Every year about this time the big Wall Street wirehouses, smaller independent broker-dealers and national mutual fund and ETF companies release their annual outlooks for the financial markets, and the financial press, including ThinkAdvisor, report on those forecasts. We are doing that again this year, but before we focus on specific markets, we wanted to add some context to those stories by looking back at this year’s forecasts released a year ago to see how wrong or right they were.
The performance, not surprisingly, is mixed. Here’s what we found.
What Forecasters Got Wrong for 2015
Just about every economic forecaster got the timing of the first Federal Reserve interest rate increase since June 2006 wrong. At the end of 2014, most expected the Fed would “get off zero,” as Bill Gross puts it, in June 2015. When that didn’t happen, the expectation moved to September; when that, too, failed to materialize it moved to December, which turned out to be correct. The Fed raised its short-term federal funds rate from a range of 0-0.25% to a range of 0.25%-0.50% and suggested it would hike four more times next year.
Fed Chair Janet Yellen all but promised the central bank would make the move this month, barring any catastrophic event, when she testified before the congressional Joint Economic Committee in early December that continued improvement in the labor market would boost the Fed’s confidence that inflation will move back to its 2% target. The following day, the government reported a jump of 211,000 in November payrolls and a four-cent increase in hourly wages, capping a 2.3% increase over the past year, suggesting that inflation will indeed move toward the Fed’s target.
Bond Yields & Prices
With no Fed rate hike materializing during the first 11 months of 2015, it’s not surprising that the yield on the 10-year Treasury note, a benchmark for 30-year fixed mortgages and other loans, is poised to end 2015 below the 3% median forecast of 74 economists tabulated by Bloomberg. The 10-year Treasury yield is instead poised to finish 2015 near 2.2% — very near where it started the year.
Even Jeffrey Gundlach, co-founder and CEO of Doubleline Capital, who forecast a drop in bond yields this year, got it wrong. He said the 10-year Treasury yield could drop to 1.37% this year – or even 1% if crude oil fell below $40 a barrel. Oil prices in the U.S. did slide below $40 during the first week in December and was near $35 a barrel on Thursday, but the 10-year Treasury was still yielding over 2.2%.

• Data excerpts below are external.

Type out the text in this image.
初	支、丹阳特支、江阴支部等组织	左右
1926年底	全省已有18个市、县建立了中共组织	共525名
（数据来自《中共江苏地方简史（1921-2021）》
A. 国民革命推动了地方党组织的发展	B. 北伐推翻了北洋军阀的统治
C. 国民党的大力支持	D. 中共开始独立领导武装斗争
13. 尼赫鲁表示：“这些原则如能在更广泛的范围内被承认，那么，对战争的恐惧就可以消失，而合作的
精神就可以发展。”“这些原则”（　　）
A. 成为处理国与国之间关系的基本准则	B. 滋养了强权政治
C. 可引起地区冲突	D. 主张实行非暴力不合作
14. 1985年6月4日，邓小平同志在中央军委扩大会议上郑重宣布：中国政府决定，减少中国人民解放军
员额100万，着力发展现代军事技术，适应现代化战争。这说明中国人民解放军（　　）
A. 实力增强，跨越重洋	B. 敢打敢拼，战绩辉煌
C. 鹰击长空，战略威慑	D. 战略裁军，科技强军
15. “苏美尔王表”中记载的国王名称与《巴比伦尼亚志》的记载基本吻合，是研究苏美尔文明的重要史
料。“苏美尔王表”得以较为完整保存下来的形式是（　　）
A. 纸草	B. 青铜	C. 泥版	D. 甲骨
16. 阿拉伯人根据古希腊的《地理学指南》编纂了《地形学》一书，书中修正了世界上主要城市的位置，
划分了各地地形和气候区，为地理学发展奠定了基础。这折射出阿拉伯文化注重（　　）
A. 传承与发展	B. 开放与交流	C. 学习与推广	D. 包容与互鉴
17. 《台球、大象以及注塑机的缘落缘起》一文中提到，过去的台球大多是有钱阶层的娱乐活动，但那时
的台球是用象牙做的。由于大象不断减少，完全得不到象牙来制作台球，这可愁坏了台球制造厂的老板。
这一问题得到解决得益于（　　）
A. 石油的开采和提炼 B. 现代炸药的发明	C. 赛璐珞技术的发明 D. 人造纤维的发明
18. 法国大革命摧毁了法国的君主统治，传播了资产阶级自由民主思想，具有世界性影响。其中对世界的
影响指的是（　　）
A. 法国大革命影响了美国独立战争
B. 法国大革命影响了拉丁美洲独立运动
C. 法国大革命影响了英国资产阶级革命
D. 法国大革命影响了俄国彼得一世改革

A year ago, expectations on Wall Street called for oil prices to rise slightly, to a range of $70-$85 a barrel for U.S. West Texas Intermediate by year-end. After prices plummeted in early January, those forecasts were lowered by about $30 a barrel. Now even those revised levels seem too high. Crude oil is now trading near seven-year lows — near $35 a barrel for WTI and $37 a barrel for North Sea Brent – because supplies exceed demand. OPEC production is running at a three-year high, and Saudi Arabia, the world’s biggest single exporter of crude oil, has refused to cut its output to rein in OPEC production.
For the first time in 15 years, cash has outperformed stocks and bonds, according to Michael Hartnett, chief investment strategist at Bank of America Merrill Lynch. It wasn’t supposed to be that way. Wall Street strategists forecast 7%-8% gains in the S&P 500 with earnings growing about the same amount, but as of Thursday, the S&P 500 is down a few points year to date and earnings and revenues are expected to decline about 4% and 3%, respectively, according to S&P Capital IQ. It would be the first earnings decline for the index since 2009, when the stock market was reeling from the impact of the Great Recession.